I did not plan for my recent surge in energy. It took me about thirteen days to jog most of the way, feeling like I just came from morning practice, albeit much hungrier. I could eat a whole rabbit in one meal now, and still wake up hungry in the morning.

When I arrived at the coordinates, I spotted disturbed ground and the cold remnants of campfires. I’d just missed them. Dozens of soldiers and at least a few horses left a clear trail.

The Fall Festival passed a few days ago. I imagined Asher walking around these woods, communing with Oria in this patch of trees, thinking of me. If anyone could hear Galen, it would be Ash, and I’d hoped he’d been able to sense that I was alive, looking for him.
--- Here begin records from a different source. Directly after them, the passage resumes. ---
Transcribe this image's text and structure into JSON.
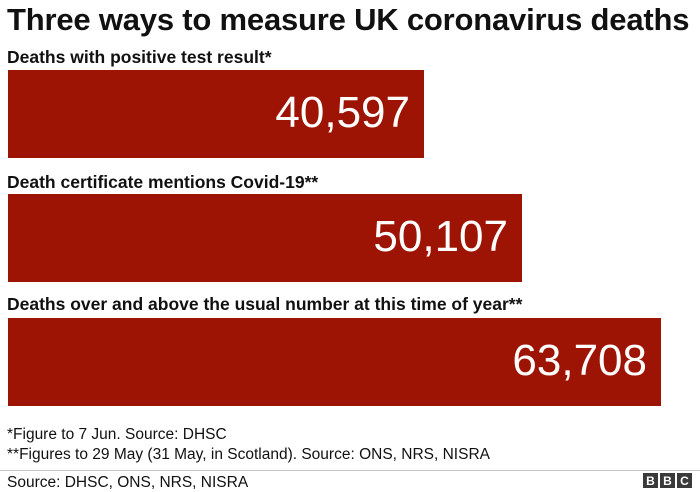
{
  "chart_data": {
    "type": "bar",
    "orientation": "horizontal",
    "title": "Three ways to measure UK coronavirus deaths",
    "categories": [
      "Deaths with positive test result*",
      "Death certificate mentions Covid-19**",
      "Deaths over and above the usual number at this time of year**"
    ],
    "values": [
      40597,
      50107,
      63708
    ],
    "value_labels": [
      "40,597",
      "50,107",
      "63,708"
    ],
    "xlim": [
      0,
      66000
    ],
    "bar_color": "#9e1404",
    "grid": false
  },
  "footnotes": [
    "*Figure to 7 Jun. Source: DHSC",
    "**Figures to 29 May (31 May, in Scotland). Source: ONS, NRS, NISRA"
  ],
  "source": "Source: DHSC, ONS, NRS, NISRA",
  "logo": [
    "B",
    "B",
    "C"
  ]
}
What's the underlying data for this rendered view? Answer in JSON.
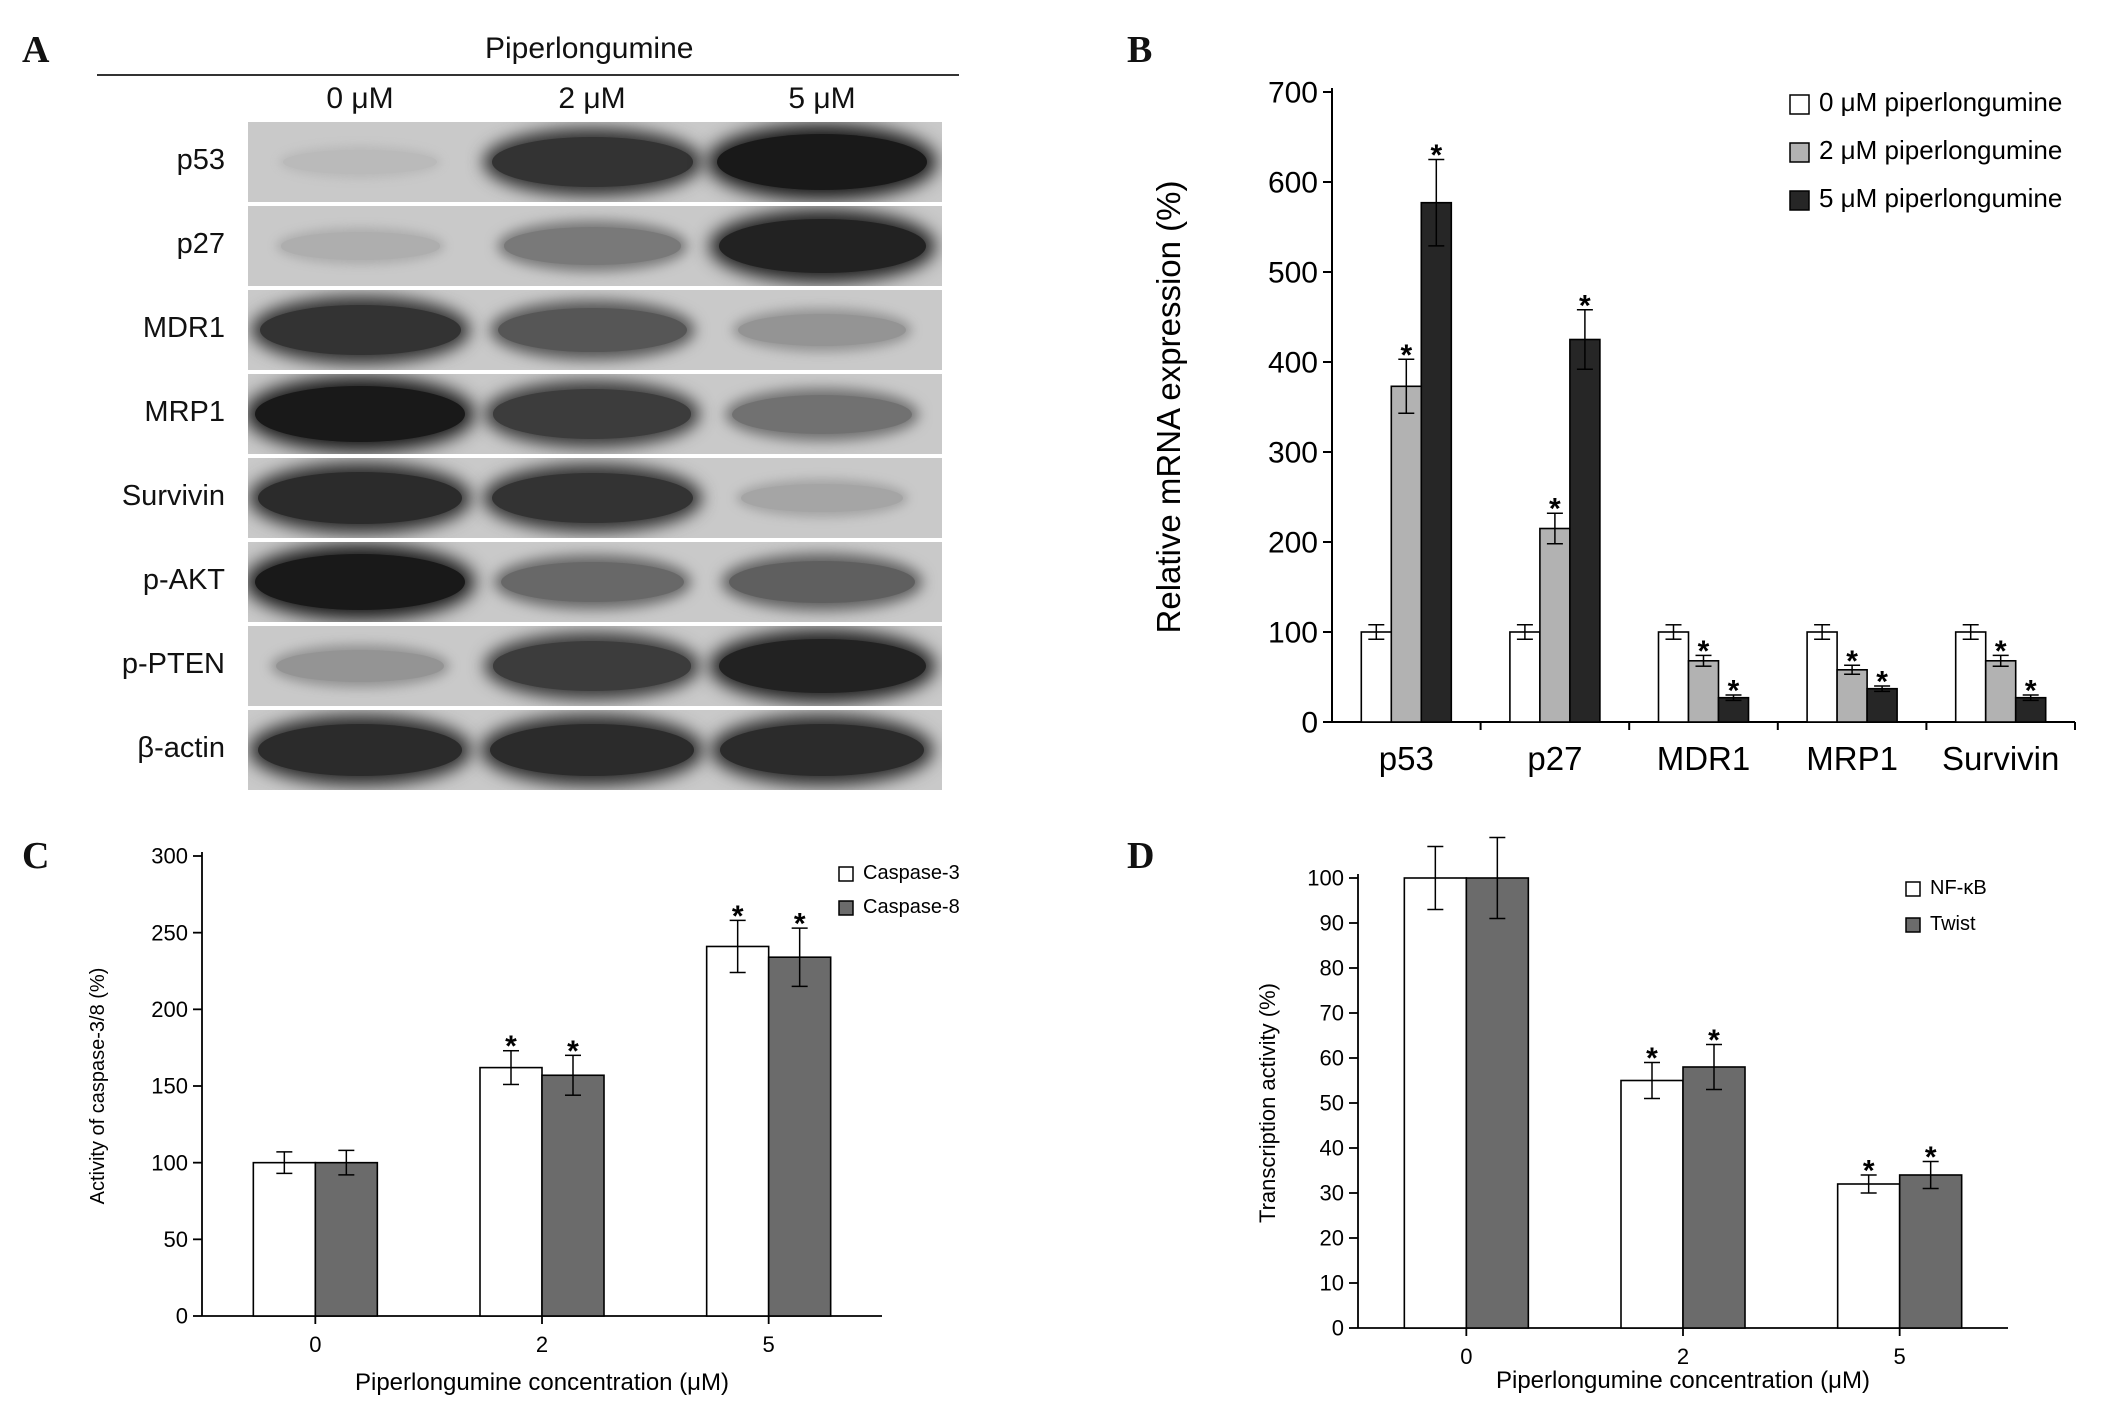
{
  "panels": {
    "A": "A",
    "B": "B",
    "C": "C",
    "D": "D"
  },
  "blot": {
    "title": "Piperlongumine",
    "concentrations": [
      "0 μM",
      "2 μM",
      "5 μM"
    ],
    "proteins": [
      {
        "name": "p53",
        "intensity": [
          0.08,
          0.85,
          1.0
        ]
      },
      {
        "name": "p27",
        "intensity": [
          0.15,
          0.45,
          0.95
        ]
      },
      {
        "name": "MDR1",
        "intensity": [
          0.85,
          0.65,
          0.3
        ]
      },
      {
        "name": "MRP1",
        "intensity": [
          1.0,
          0.8,
          0.5
        ]
      },
      {
        "name": "Survivin",
        "intensity": [
          0.9,
          0.85,
          0.2
        ]
      },
      {
        "name": "p-AKT",
        "intensity": [
          1.0,
          0.55,
          0.6
        ]
      },
      {
        "name": "p-PTEN",
        "intensity": [
          0.3,
          0.8,
          0.95
        ]
      },
      {
        "name": "β-actin",
        "intensity": [
          0.9,
          0.9,
          0.9
        ]
      }
    ]
  },
  "chart_data": [
    {
      "panel": "B",
      "type": "bar",
      "ylabel": "Relative mRNA expression (%)",
      "xlabel": "",
      "ylim": [
        0,
        700
      ],
      "yticks": [
        0,
        100,
        200,
        300,
        400,
        500,
        600,
        700
      ],
      "categories": [
        "p53",
        "p27",
        "MDR1",
        "MRP1",
        "Survivin"
      ],
      "series": [
        {
          "name": "0 μM piperlongumine",
          "color": "#ffffff",
          "values": [
            100,
            100,
            100,
            100,
            100
          ],
          "errors": [
            8,
            8,
            8,
            8,
            8
          ],
          "significant": [
            false,
            false,
            false,
            false,
            false
          ]
        },
        {
          "name": "2 μM piperlongumine",
          "color": "#b2b2b2",
          "values": [
            373,
            215,
            68,
            58,
            68
          ],
          "errors": [
            30,
            17,
            6,
            5,
            6
          ],
          "significant": [
            true,
            true,
            true,
            true,
            true
          ]
        },
        {
          "name": "5 μM piperlongumine",
          "color": "#262626",
          "values": [
            577,
            425,
            27,
            37,
            27
          ],
          "errors": [
            48,
            33,
            3,
            3,
            3
          ],
          "significant": [
            true,
            true,
            true,
            true,
            true
          ]
        }
      ],
      "significance_mark": "*",
      "legend": "top-right"
    },
    {
      "panel": "C",
      "type": "bar",
      "ylabel": "Activity of caspase-3/8 (%)",
      "xlabel": "Piperlongumine concentration (μM)",
      "ylim": [
        0,
        300
      ],
      "yticks": [
        0,
        50,
        100,
        150,
        200,
        250,
        300
      ],
      "categories": [
        "0",
        "2",
        "5"
      ],
      "series": [
        {
          "name": "Caspase-3",
          "color": "#ffffff",
          "values": [
            100,
            162,
            241
          ],
          "errors": [
            7,
            11,
            17
          ],
          "significant": [
            false,
            true,
            true
          ]
        },
        {
          "name": "Caspase-8",
          "color": "#6b6b6b",
          "values": [
            100,
            157,
            234
          ],
          "errors": [
            8,
            13,
            19
          ],
          "significant": [
            false,
            true,
            true
          ]
        }
      ],
      "significance_mark": "*",
      "legend": "top-right"
    },
    {
      "panel": "D",
      "type": "bar",
      "ylabel": "Transcription activity (%)",
      "xlabel": "Piperlongumine concentration (μM)",
      "ylim": [
        0,
        100
      ],
      "yticks": [
        0,
        10,
        20,
        30,
        40,
        50,
        60,
        70,
        80,
        90,
        100
      ],
      "categories": [
        "0",
        "2",
        "5"
      ],
      "series": [
        {
          "name": "NF-κB",
          "color": "#ffffff",
          "values": [
            100,
            55,
            32
          ],
          "errors": [
            7,
            4,
            2
          ],
          "significant": [
            false,
            true,
            true
          ]
        },
        {
          "name": "Twist",
          "color": "#6b6b6b",
          "values": [
            100,
            58,
            34
          ],
          "errors": [
            9,
            5,
            3
          ],
          "significant": [
            false,
            true,
            true
          ]
        }
      ],
      "significance_mark": "*",
      "legend": "top-right"
    }
  ]
}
Six days of tracking later, the long shadows of dusk cast through the trees as I found what must be Mahakal’s camp. A neat square of tents and tarps lay nested atop a hill, with lichen-thick ruins of gray stone. I kept hidden, scoping them out with goggles to make sure I had found some of Mahakal’s troops and not the rebels they were chasing. The camp bustled with activity, smoke curling from cook fires and clusters of huddled men gesturing at shared screens or scurrying between tents. Red military uniforms, the raven on the shoulder of an officer.

Taking a deep breath, I hid my bag of supplies, then circled from a new direction to enter camp. I refused to leave Istaran, but I snapped its comforting light into its scabbard so as not to spook them.